Крестная дочь
Шрифт:
Магомед отдал подчиненным последнее распоряжение:
– Брать этих отморозков лучше мертвыми, чем живыми. Если заметите серый «уазик» с синей полосой на кузове, надписью «буровая» и разбитым передком, открывайте огнь на поражение. Никаких там устных предупреждений и стрельбы в воздух. Валите всех на месте. Ясно?
Он дал отбой, откинулся на спинку стула и минуту, прищурив глаза, разглядывал согбенную жалкую фигуру Карима.
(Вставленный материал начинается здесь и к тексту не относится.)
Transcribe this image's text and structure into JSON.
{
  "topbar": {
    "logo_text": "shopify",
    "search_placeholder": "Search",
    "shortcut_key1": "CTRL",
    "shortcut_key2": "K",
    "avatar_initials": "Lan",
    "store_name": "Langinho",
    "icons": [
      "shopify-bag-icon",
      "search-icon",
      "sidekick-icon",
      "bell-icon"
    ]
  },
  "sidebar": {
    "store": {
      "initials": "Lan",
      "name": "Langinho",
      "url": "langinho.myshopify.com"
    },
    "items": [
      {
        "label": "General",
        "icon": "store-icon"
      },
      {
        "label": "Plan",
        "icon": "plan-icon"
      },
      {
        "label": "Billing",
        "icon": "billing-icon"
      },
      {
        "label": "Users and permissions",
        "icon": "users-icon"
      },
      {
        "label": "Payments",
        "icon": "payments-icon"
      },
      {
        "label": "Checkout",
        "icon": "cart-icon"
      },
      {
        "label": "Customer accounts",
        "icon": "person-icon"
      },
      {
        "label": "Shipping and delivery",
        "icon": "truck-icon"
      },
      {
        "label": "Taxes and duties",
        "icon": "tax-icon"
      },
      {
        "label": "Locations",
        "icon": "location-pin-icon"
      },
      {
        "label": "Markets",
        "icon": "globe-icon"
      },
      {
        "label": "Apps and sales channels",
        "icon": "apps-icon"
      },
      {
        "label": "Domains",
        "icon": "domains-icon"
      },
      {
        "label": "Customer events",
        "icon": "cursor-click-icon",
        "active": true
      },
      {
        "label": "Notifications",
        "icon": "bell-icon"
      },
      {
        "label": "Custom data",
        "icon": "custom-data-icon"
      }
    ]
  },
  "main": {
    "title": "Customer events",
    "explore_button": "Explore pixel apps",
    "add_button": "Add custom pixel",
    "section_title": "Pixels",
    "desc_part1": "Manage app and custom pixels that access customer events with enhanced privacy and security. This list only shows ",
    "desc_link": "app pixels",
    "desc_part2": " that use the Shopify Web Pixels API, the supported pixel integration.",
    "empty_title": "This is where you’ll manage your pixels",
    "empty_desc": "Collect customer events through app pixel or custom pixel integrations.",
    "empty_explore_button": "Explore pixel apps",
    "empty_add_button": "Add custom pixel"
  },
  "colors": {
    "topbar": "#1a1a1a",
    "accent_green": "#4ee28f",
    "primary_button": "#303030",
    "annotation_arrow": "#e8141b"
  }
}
Его морду, перепачканную грязью и кровью, волосы, запорошенные пылью, рваный халат. Карим вздыхал и елозил на табурете, словно на горячей сковороде.
– Протокол мы написали, – сказал Буяров старший. – И хрен с ним. А теперь давай начистоту. Скажи
Карим кашлянул в кулак и промолчал.
– А фамилию у той потаскухи спросил?
– Только имя знаю – Лена.
– Лена… Знает он, твою мать. Я тебе говорил, что все эти ночные блядки плохо кончатся, – Буяров прикурил сигарету и выключил настольную лампу, глаза и так устали от света. – На свой грязный конец намотаешь заразу – это полбеды. Но могут быть и другие неприятности. Вроде тех, что сегодня случились. У девчонки оказались такие друзья, к которым лучше на расстояние пушечного выстрела не приближаться. В твою дурную башку не приходило, что рано или поздно все кончится именно этим? Стрельбой и убийством? Отвечай, паразит.
– Не-а.
– Молись, сволочь, что ты жив остался.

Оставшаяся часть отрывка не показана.